日本医療大学学園コラム|デンマークの主食

日本医療大学|アンデルセン便り

01月01日

デンマークの主食

 明けましておめでとうございます。みなさん、新年はどのようにお迎えになりましたか。私は提出する論文を抱えた緊張から抜け出そうと、お屠蘇を飲み過ぎてしまいました!?
 さて、「アンデルセン便り」も今年で6年目に入りました。これまで福祉関連の話を中心にしてきて、そしてこれからも基本的にはそうなのですが、もっとデンマークという国について知ってもらえるような内容も盛り込んでいこうと考えています。「こんな国だからこそ、こうした福祉が存在するんだ」という重層的な理解につながることを期待しています。
 そんなこんなで、今回は主食についてです。主食とは、その国の食事で主体となる食べ物で、国によって、米、パン(小麦粉)、とうもろこし…、とさまざまに異なります。日本は米が主食と言われますが、パンや麺類も主食の一角を確実に占めています。流通や情報の発達によって、食材も多様化が進んでおり、多くの国で、主食は必ずしも1種類だけではないのです。
 それでは、デンマークはというと、昔ながらの主食は、黒パンとじゃがいもです。じゃがいもについては次回でお話します。まずは黒パンですが、黒パン、とは、ライ麦から作るパンの通称です。小麦粉から作る白いパンと比較して、色が黒いため、そう呼ばれます。ライ麦は、寒冷地でも栽培できるため、北欧や東欧ではライ麦パンは昔から主食となっています。
 黒パンを作るには、白パンのイースト菌ではなく、サワー種を使うため、酸味が利いています。一般的にもっちりとした食感で、ずっしりと中身が詰まった感じがします。
 デンマークでは、日本の食パンと比べて二回りほど小さい直方体に焼かれた黒パンを、1センチ足らずの厚さにスライスして食べるのが普通です。スライスされた一枚を焼かずに皿に置き、バターを塗った上に、豚肉、ハム、レバーペースト、卵、ニシンの酢漬け、うなぎの燻製、赤カブの漬物など、思い思いの具材をのせて、ナイフとフォークを使って食べます。男性の大人であれば、3〜4枚程度が一回の食事分になります。
 黒パン自体にも種類があり、きめが細いもの、粗いもの、ヒマワリの種入り、ジャガイモが練りこまれたものなどがあります。私はヒマワリの種入りが好きでしたが、ほとんどの日本人は、酸味が利いた黒パンの味には慣れていないため、あまり合わないようです。

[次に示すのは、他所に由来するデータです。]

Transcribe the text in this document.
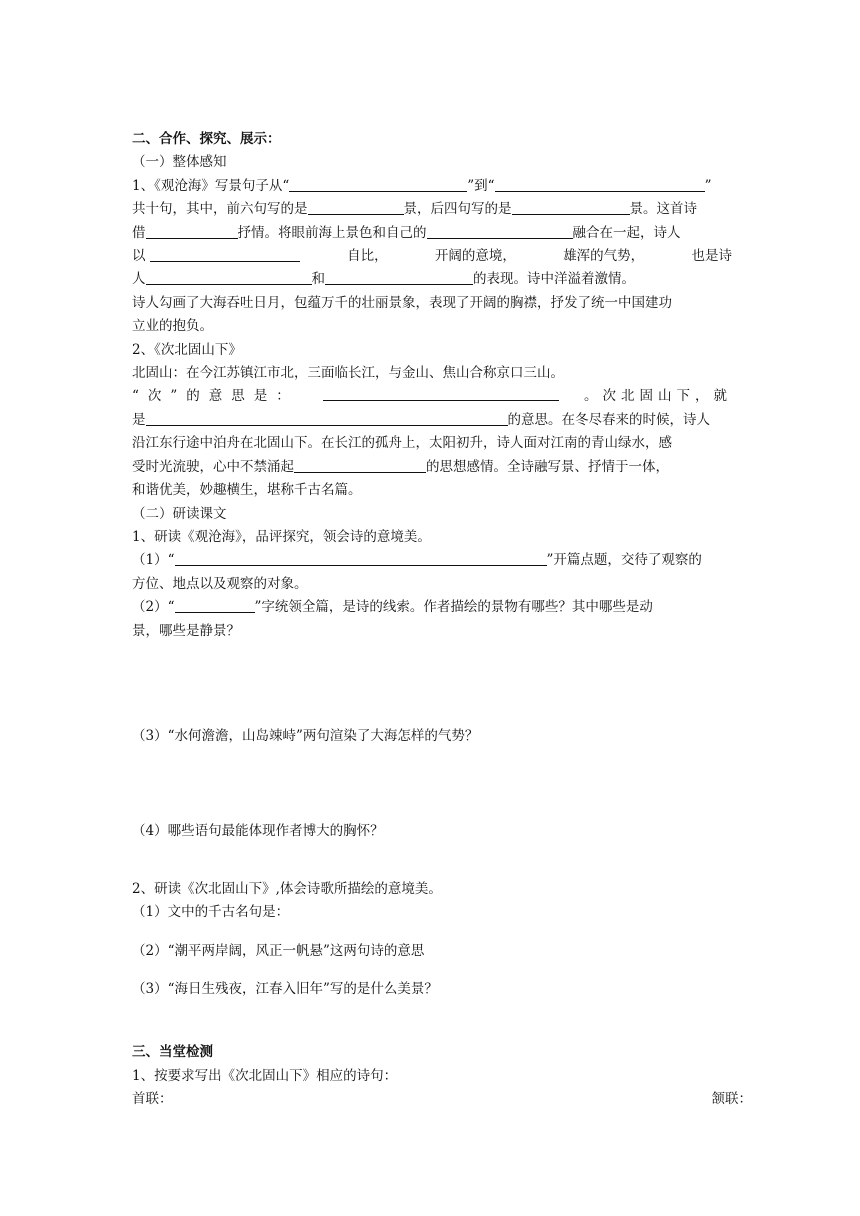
二、合作、探究、展示：
（一）整体感知
1、《观沧海》写景句子从“	”到“	”
共十句，其中，前六句写的是	景，后四句写的是	景。这首诗
借	抒情。将眼前海上景色和自己的	融合在一起，诗人
以	自比，	开阔的意境，	雄浑的气势，	也是诗
人	和	的表现。诗中洋溢着激情。
诗人勾画了大海吞吐日月，包蕴万千的壮丽景象，表现了开阔的胸襟，抒发了统一中国建功
立业的抱负。
2、《次北固山下》
北固山：在今江苏镇江市北，三面临长江，与金山、焦山合称京口三山。
“次”的意思是：	。次北固山下，就
是	的意思。在冬尽春来的时候，诗人
沿江东行途中泊舟在北固山下。在长江的孤舟上，太阳初升，诗人面对江南的青山绿水，感
受时光流驶，心中不禁涌起	的思想感情。全诗融写景、抒情于一体，
和谐优美，妙趣横生，堪称千古名篇。
（二）研读课文
1、研读《观沧海》，品评探究，领会诗的意境美。
（1）“	”开篇点题，交待了观察的
方位、地点以及观察的对象。
（2）“	”字统领全篇，是诗的线索。作者描绘的景物有哪些？其中哪些是动
景，哪些是静景？
（3）“水何澹澹，山岛竦峙”两句渲染了大海怎样的气势？
（4）哪些语句最能体现作者博大的胸怀？
2、研读《次北固山下》,体会诗歌所描绘的意境美。
（1）文中的千古名句是：
（2）“潮平两岸阔，风正一帆悬”这两句诗的意思
（3）“海日生残夜，江春入旧年”写的是什么美景？
三、当堂检测
1、按要求写出《次北固山下》相应的诗句：
首联：	颔联：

デンマークの黒パン。昔は家庭で焼いていたが、今は焼いてスライスされたものを買うのが普通

黒パンにトッピングしてナイフとフォークを使って食べる

略歴
銭本 隆行 氏
学校法人日本医療大学特別講師、認知症研究所所員
1968年広島市生まれ、福岡市育ち。早稲田大学卒業後、時事通信社、産経新聞社に勤務の後、2006年にデンマークへ渡る。デンマークの国民高等学校「日欧文化交流学院」にて、福祉、教育、医療に関する研修を日本から受け入れてきた。2011年から2015年まで同校学院長を務め、現在は学校法人日本医療大学特別講師、同大学認知症研究所所員を務めている。